Above the current price, first resistance in the price level lost this morning at $223 (resistance due to price congestion), from where the ETH/USD could attack the second resistance level at $250 (EMA50). As a third bullish target level for the ETH/USD a distant $270 (price congestion resistance).
The MACD in the daily chart crosses the bearish channel just below the zero line. This configuration can develop both bearish (fast and aggressive) and bullish (slow and full of false signals) scenarios.
The DMI in the daily range shows the bears rising strongly while the bears retreat but not with the same intensity. The ADX reacts to the rise for the first time in weeks and seems to awaken from its lethargy. Volatility has returned to the market.
The XRP/USD is currently trading at the $0.40 price level, reaching the SMA200 level. For now, it remains above the most important moving average. Despite the sharp drop, the Ripple continues to be the best technical environment of the three analyzed.

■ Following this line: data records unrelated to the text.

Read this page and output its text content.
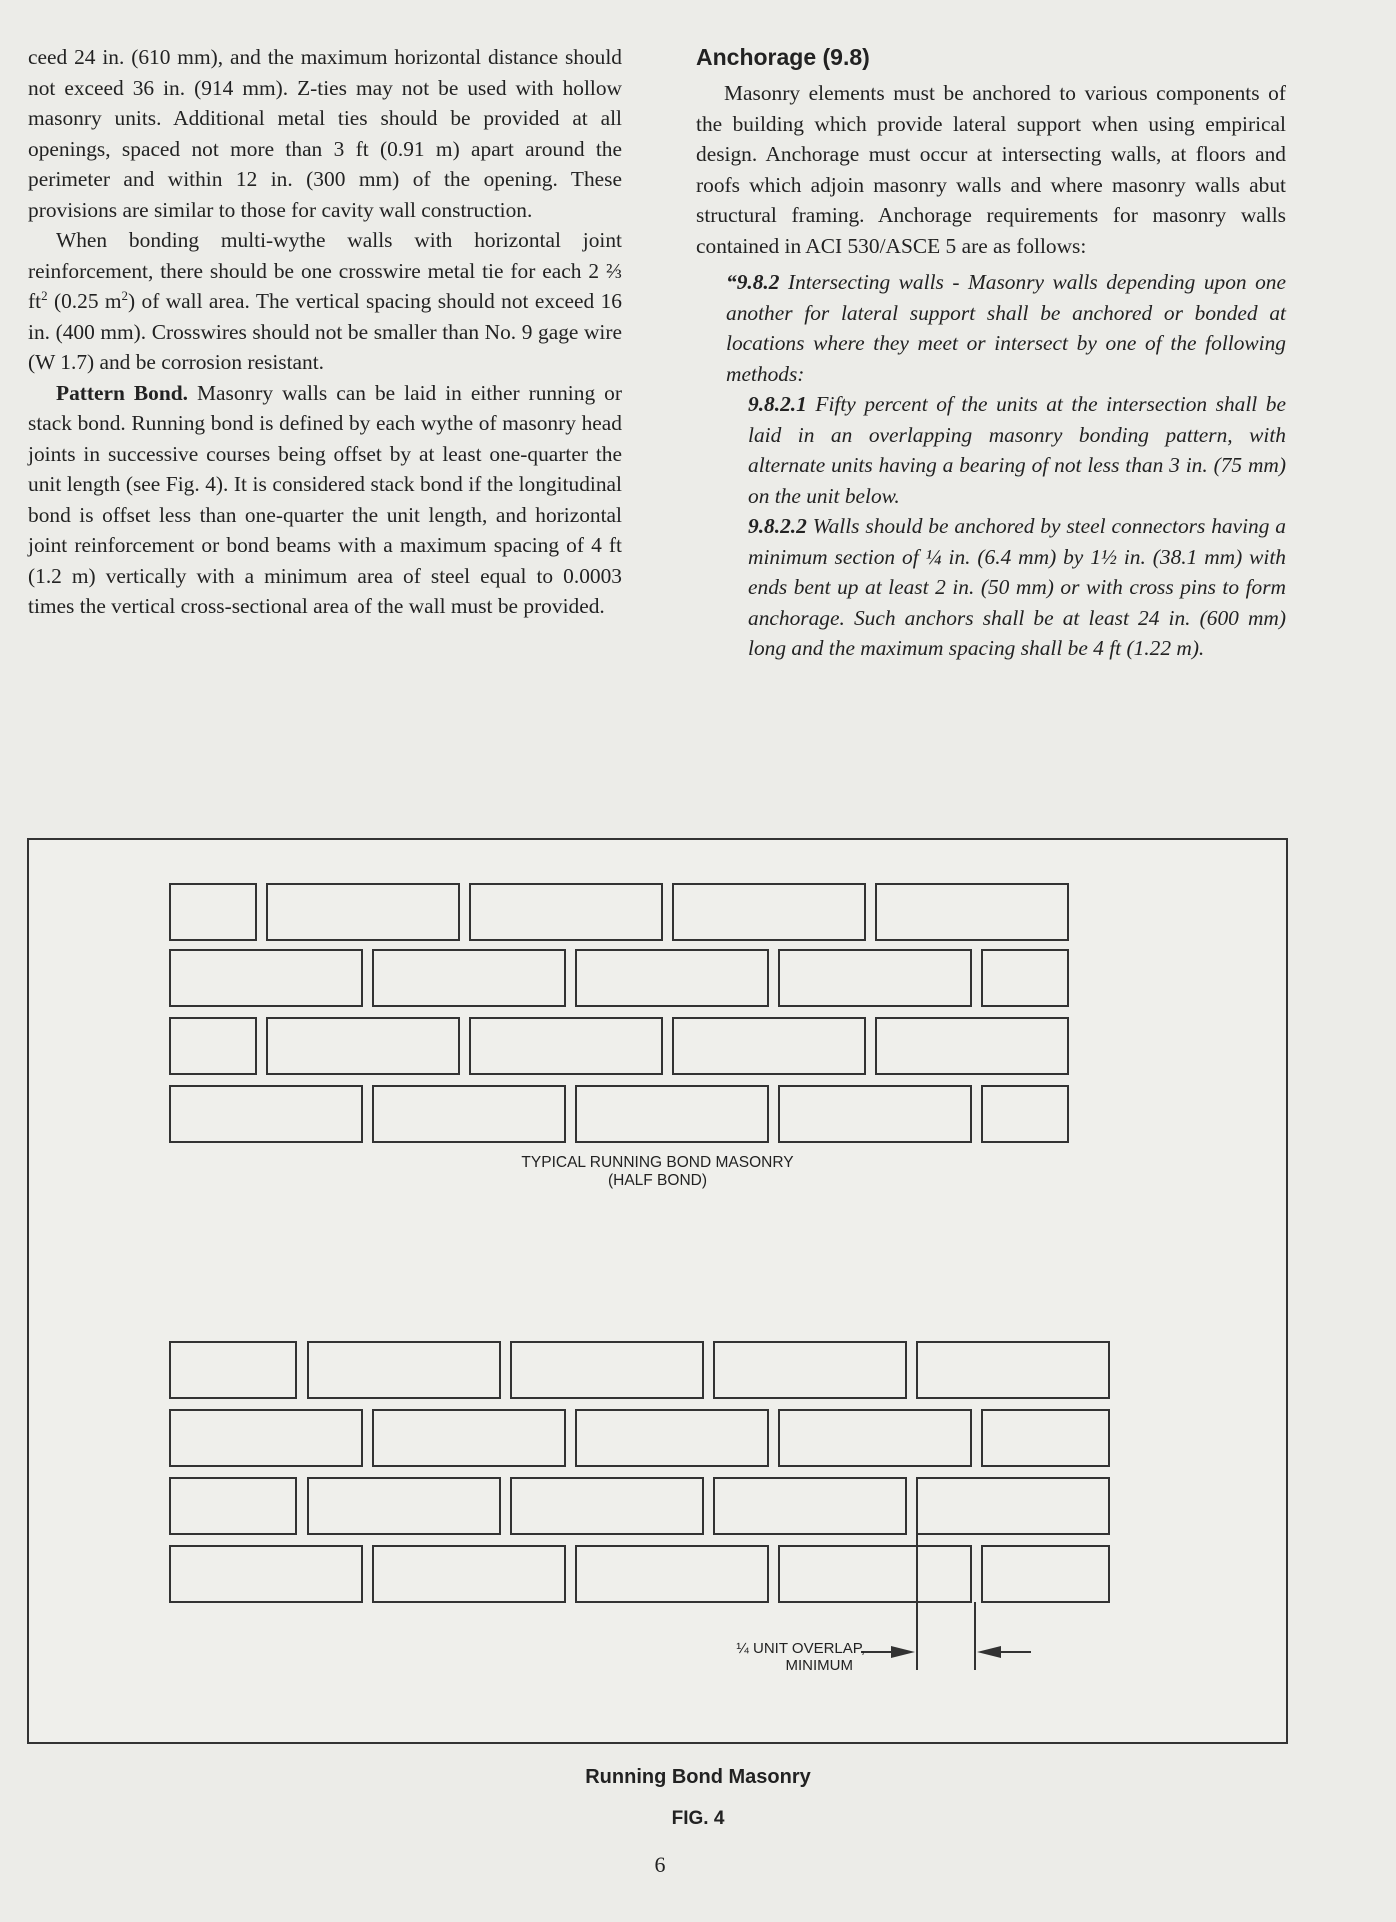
ceed 24 in. (610 mm), and the maximum horizontal distance should not exceed 36 in. (914 mm). Z-ties may not be used with hollow masonry units. Additional metal ties should be provided at all openings, spaced not more than 3 ft (0.91 m) apart around the perimeter and within 12 in. (300 mm) of the opening. These provisions are similar to those for cavity wall construction.

When bonding multi-wythe walls with horizontal joint reinforcement, there should be one crosswire metal tie for each 2 ⅔ $ft^2$ (0.25 $m^2$) of wall area. The vertical spacing should not exceed 16 in. (400 mm). Crosswires should not be smaller than No. 9 gage wire (W 1.7) and be corrosion resistant.

Pattern Bond. Masonry walls can be laid in either running or stack bond. Running bond is defined by each wythe of masonry head joints in successive courses being offset by at least one-quarter the unit length (see Fig. 4). It is considered stack bond if the longitudinal bond is offset less than one-quarter the unit length, and horizontal joint reinforcement or bond beams with a maximum spacing of 4 ft (1.2 m) vertically with a minimum area of steel equal to 0.0003 times the vertical cross-sectional area of the wall must be provided.

Anchorage (9.8)

Masonry elements must be anchored to various components of the building which provide lateral support when using empirical design. Anchorage must occur at intersecting walls, at floors and roofs which adjoin masonry walls and where masonry walls abut structural framing. Anchorage requirements for masonry walls contained in ACI 530/ASCE 5 are as follows:

“9.8.2 Intersecting walls - Masonry walls depending upon one another for lateral support shall be anchored or bonded at locations where they meet or intersect by one of the following methods:

9.8.2.1 Fifty percent of the units at the intersection shall be laid in an overlapping masonry bonding pattern, with alternate units having a bearing of not less than 3 in. (75 mm) on the unit below.

9.8.2.2 Walls should be anchored by steel connectors having a minimum section of ¼ in. (6.4 mm) by 1½ in. (38.1 mm) with ends bent up at least 2 in. (50 mm) or with cross pins to form anchorage. Such anchors shall be at least 24 in. (600 mm) long and the maximum spacing shall be 4 ft (1.22 m).

TYPICAL RUNNING BOND MASONRY
(HALF BOND)
¼ UNIT OVERLAP,
MINIMUM
Running Bond Masonry
FIG. 4
6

Below the current price, it is important to maintain the support of the SMA200. In case of losing this reference level, next support at $0.368 (price congestion support). As a third level to watch, third level support at $0.345 (price congestion support). If the XRP/USD reaches this third level of support it would return to a complex price range and could look for new annual minima.
Above the current price, first target in price level resistance of $0.416 (price congestion resistance). Second resistance level at $0.429 (price congestion resistance). Third bullish target at $0.443, the confluence of the EMA50, a price congestion resistance and the base of the downstream channel from highs.
The MACD in the daily chart continues to develop the bearish structure from relative highs. It has been going around about half of what it should be going through. Further declines cannot be ruled out.
The DMI in the daily range shows the bears above the bulls for the first time since mid-September. The bears barely decrease their activity and maintain important purchasing levels. ADX continues to decline and does not accelerate following the falls.